Il Trattamento conservativo

Il Trattamento conservativo viene riservato per Piede Piatti Flessibili e poco sintomatici.

L’uso di Plantari su misura permette di trovare un compenso dando maggiore stabilità ma non corregge la deformità. Per questo motivo risulta poco utile in caso di Piede Piatto Rigido.

Il dolore puó essere ridotto e controllato associando al plantare terapie anti-infiammatorie e terapie fisiche, come per esempio la TecarTerapia.

Il percorso post operatorio

PER OSTEOTOMIE E TRANSFER TENDINEI

Il decorso post operatorio prevede un’immobilizzazione per 4 settimane senza carico con un stivaletto gessato.

Rimosso il gesso, il paziente comincerà a caricare gradualmente con il tutore posizionato a 90° e potrà cominciare la rieducazione, iniziando dall’idrokinesiterapia (camminare nell’acqua).

È consigliabile eseguire un ciclo di Magnetoterapia a domicilio per favorire la riduzione del gonfiore e la consolidazione dell’osso.

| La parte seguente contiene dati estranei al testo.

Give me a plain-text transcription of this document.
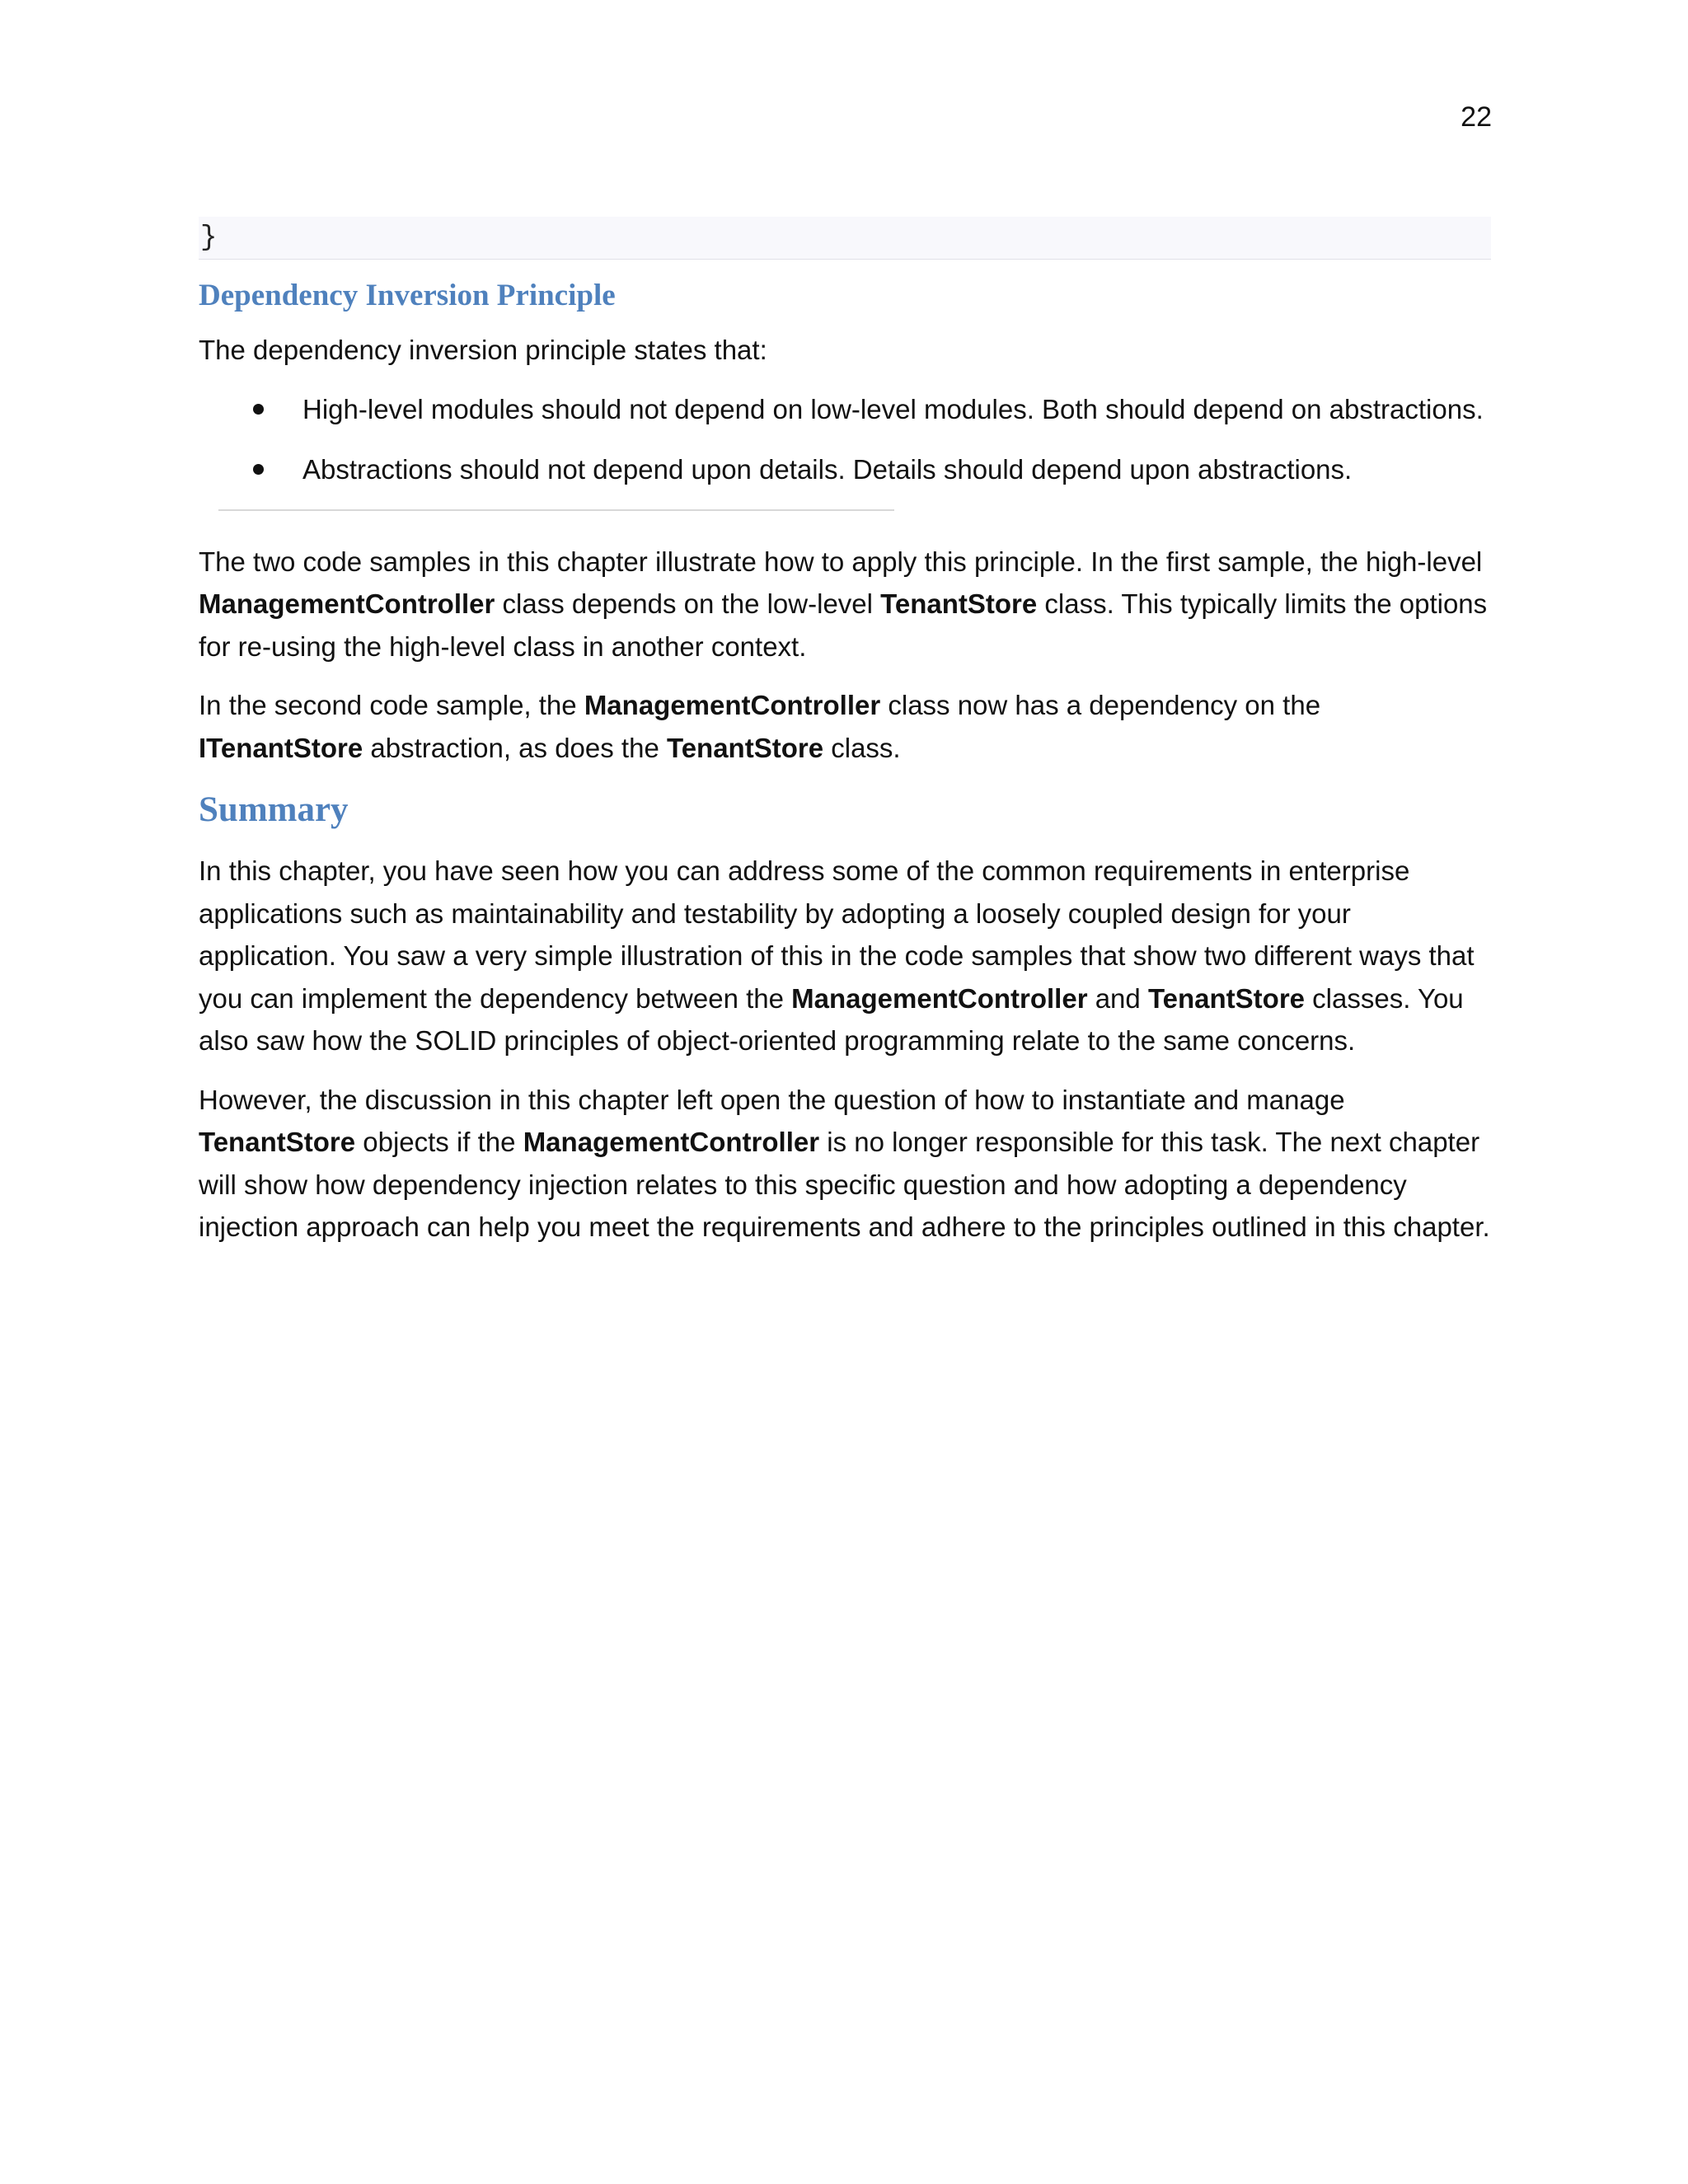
22
}
Dependency Inversion Principle

The dependency inversion principle states that:

High-level modules should not depend on low-level modules. Both should depend on abstractions.
Abstractions should not depend upon details. Details should depend upon abstractions.

The two code samples in this chapter illustrate how to apply this principle. In the first sample, the high-level ManagementController class depends on the low-level TenantStore class. This typically limits the options for re-using the high-level class in another context.

In the second code sample, the ManagementController class now has a dependency on the ITenantStore abstraction, as does the TenantStore class.

Summary

In this chapter, you have seen how you can address some of the common requirements in enterprise applications such as maintainability and testability by adopting a loosely coupled design for your application. You saw a very simple illustration of this in the code samples that show two different ways that you can implement the dependency between the ManagementController and TenantStore classes. You also saw how the SOLID principles of object-oriented programming relate to the same concerns.

However, the discussion in this chapter left open the question of how to instantiate and manage TenantStore objects if the ManagementController is no longer responsible for this task. The next chapter will show how dependency injection relates to this specific question and how adopting a dependency injection approach can help you meet the requirements and adhere to the principles outlined in this chapter.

Dopo 8 settimane il paziente potrà tornare a guidare, mentre per la ripresa dell’attività sportiva il tempo medio è di 4-5 mesi.


PER ARTRODESI

I tempi di recupero sono in genere più lunghi: l’immobilizzazione con stivaletto gessato senza carico ha una durata di 5 settimane a cui segue 3 settimane di tutore con il quale il paziente può gradualmente appoggiare il piede mentre il carico completo è dato a 8 settimane.

Idrokinesiterapia e un ciclo di Magnetoterapia sono consigliate per ottenere un recupero più rapido e favorire la consolidazione dell’artrodesi.

In genere il paziente riporta soddisfazione e ripresa della normale attività quotidiana dopo i 6 mesi, con differenza tra soggetto e soggetto legate all’età, deformità di partenza e patologie associate (per es. osteoporosi).